Amazonetta cubensis

Scientific classification
- Kingdom: Animalia
- Phylum: Chordata
- Class: Aves
- Order: Anseriformes
- Family: Anatidae
- Genus: Amazonetta
- Species: †A. cubensis
- Binomial name: †Amazonetta cubensis Zelenkov, 2025

= Amazonetta cubensis =

- Authority: Zelenkov, 2025

Extinct species of duck

Amazonetta cubensis (also known as the Cuban teal) is a species of duck in the family Anatidae that lived in Cuba during the Pleistocene epoch. It is a relatively small species of duck similar in morphology to the extant Brazilian teal, however, the shaft was thinner and more steeply oriented.

The scientific name of this species is referencing its occurrence in Cuba. The common name Cuban teal has been suggested because of this.

== Discovery ==
A complete humerus (PIN 5781/40) was discovered and given the classification of a new species. The fossil was discovered in western cuba in the El Abrón Cave strata which was dated to the late Pleistocene epoch.

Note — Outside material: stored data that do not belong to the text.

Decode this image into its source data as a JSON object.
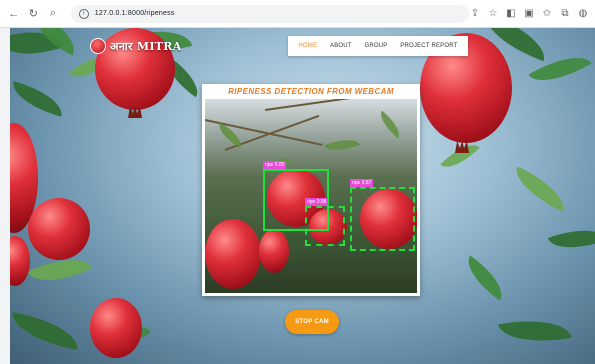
{
  "browser": {
    "url": "127.0.0.1:8000/ripeness",
    "icons": [
      "back-icon",
      "forward-icon",
      "reload-icon",
      "search-icon",
      "info-icon",
      "share-icon",
      "star-icon",
      "extension-icon",
      "reader-icon",
      "favorites-icon",
      "collections-icon",
      "profile-icon"
    ]
  },
  "site": {
    "brand": "अनार MITRA"
  },
  "nav": {
    "items": [
      {
        "label": "HOME",
        "active": true
      },
      {
        "label": "ABOUT",
        "active": false
      },
      {
        "label": "GROUP",
        "active": false
      },
      {
        "label": "PROJECT REPORT",
        "active": false
      }
    ]
  },
  "detection": {
    "title": "RIPENESS DETECTION FROM WEBCAM",
    "labels": [
      "ripe 0.85",
      "ripe 0.88",
      "ripe 0.87"
    ]
  },
  "actions": {
    "stop_label": "STOP CAM"
  },
  "colors": {
    "accent": "#f59a12",
    "nav_active": "#f08a24",
    "title": "#e87a1e",
    "box": "#22e03a",
    "tag": "#e84bd8"
  }
}
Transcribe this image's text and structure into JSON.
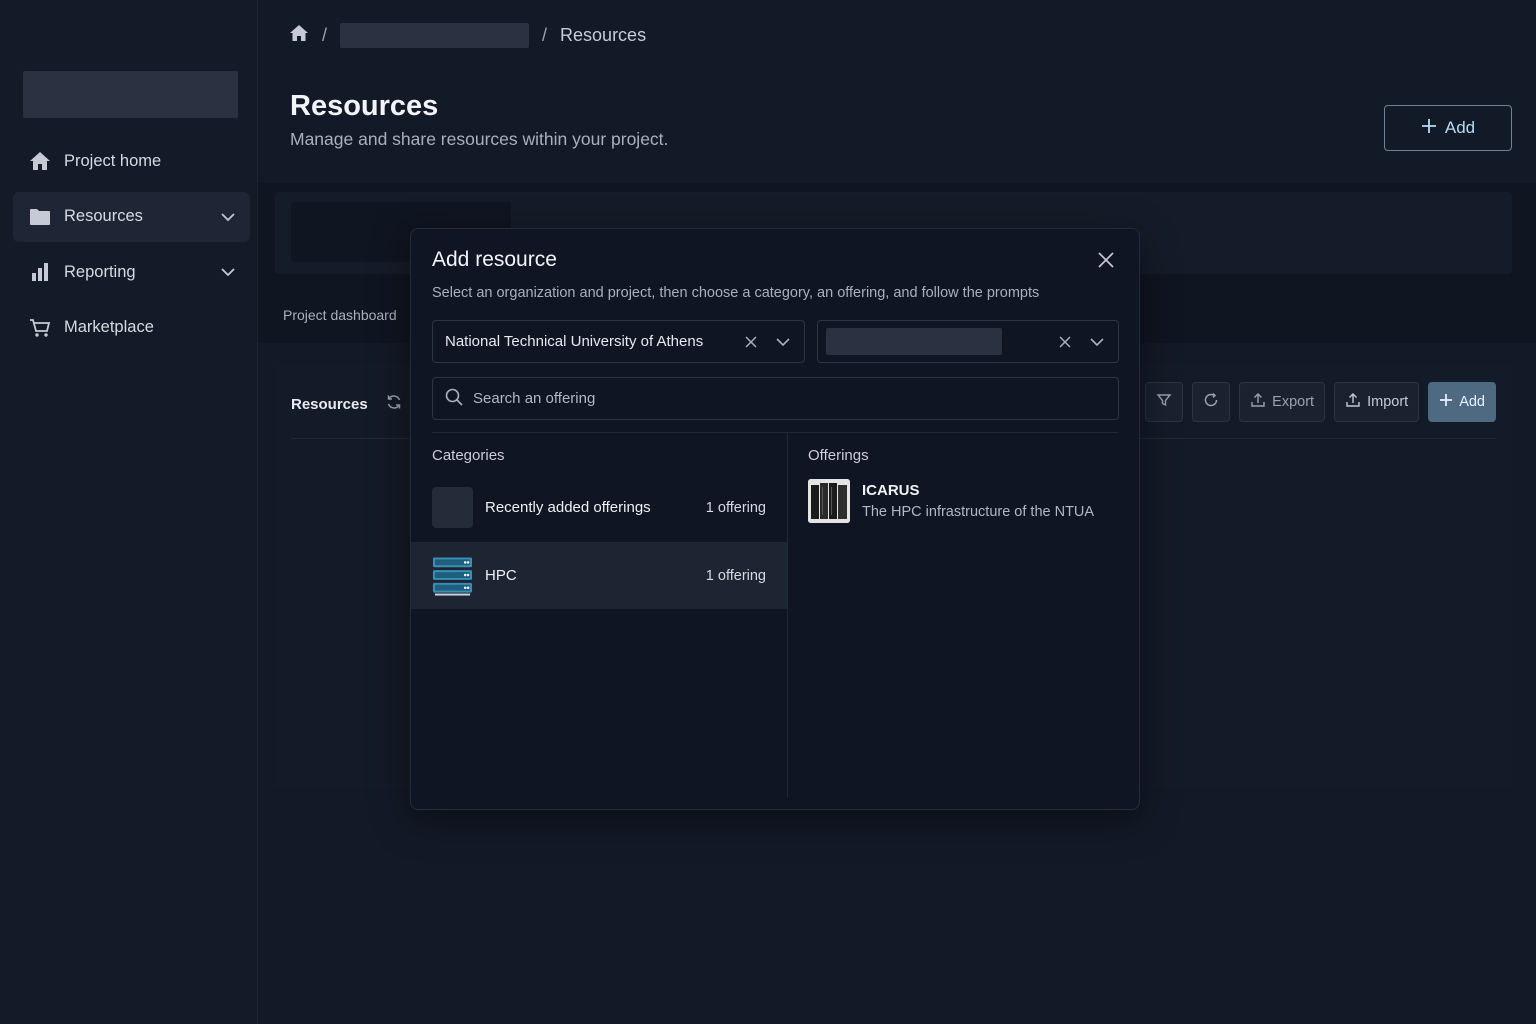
{
  "sidebar": {
    "items": [
      {
        "label": "Project home",
        "icon": "home-icon"
      },
      {
        "label": "Resources",
        "icon": "folder-icon"
      },
      {
        "label": "Reporting",
        "icon": "bar-chart-icon"
      },
      {
        "label": "Marketplace",
        "icon": "cart-icon"
      }
    ]
  },
  "breadcrumb": {
    "separator": "/",
    "current": "Resources"
  },
  "page": {
    "title": "Resources",
    "subtitle": "Manage and share resources within your project.",
    "add_label": "Add"
  },
  "tabs": {
    "dashboard": "Project dashboard"
  },
  "panel": {
    "title": "Resources",
    "export_label": "Export",
    "import_label": "Import",
    "add_label": "Add"
  },
  "modal": {
    "title": "Add resource",
    "description": "Select an organization and project, then choose a category, an offering, and follow the prompts",
    "organization": "National Technical University of Athens",
    "search_placeholder": "Search an offering",
    "categories_heading": "Categories",
    "offerings_heading": "Offerings",
    "categories": [
      {
        "name": "Recently added offerings",
        "count": "1 offering"
      },
      {
        "name": "HPC",
        "count": "1 offering"
      }
    ],
    "offerings": [
      {
        "name": "ICARUS",
        "description": "The HPC infrastructure of the NTUA"
      }
    ]
  },
  "colors": {
    "background": "#131a27",
    "sidebar": "#141b28",
    "accent": "#4d6a82",
    "accent_outline": "#6c8397"
  }
}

The evolutionary history and past diversity of ducks in the West Indies is largely unknown due to a poor fossil record of birds in the region. This makes the discovery of this species important for uncovering the history of ducks in this region. The closest living ancestor of A. cubensis is a Brazilian species named Amazonetta brasiliensis (Brazilian teal). This has means that Amazonetta had a wider distribution during the late Quaternary period.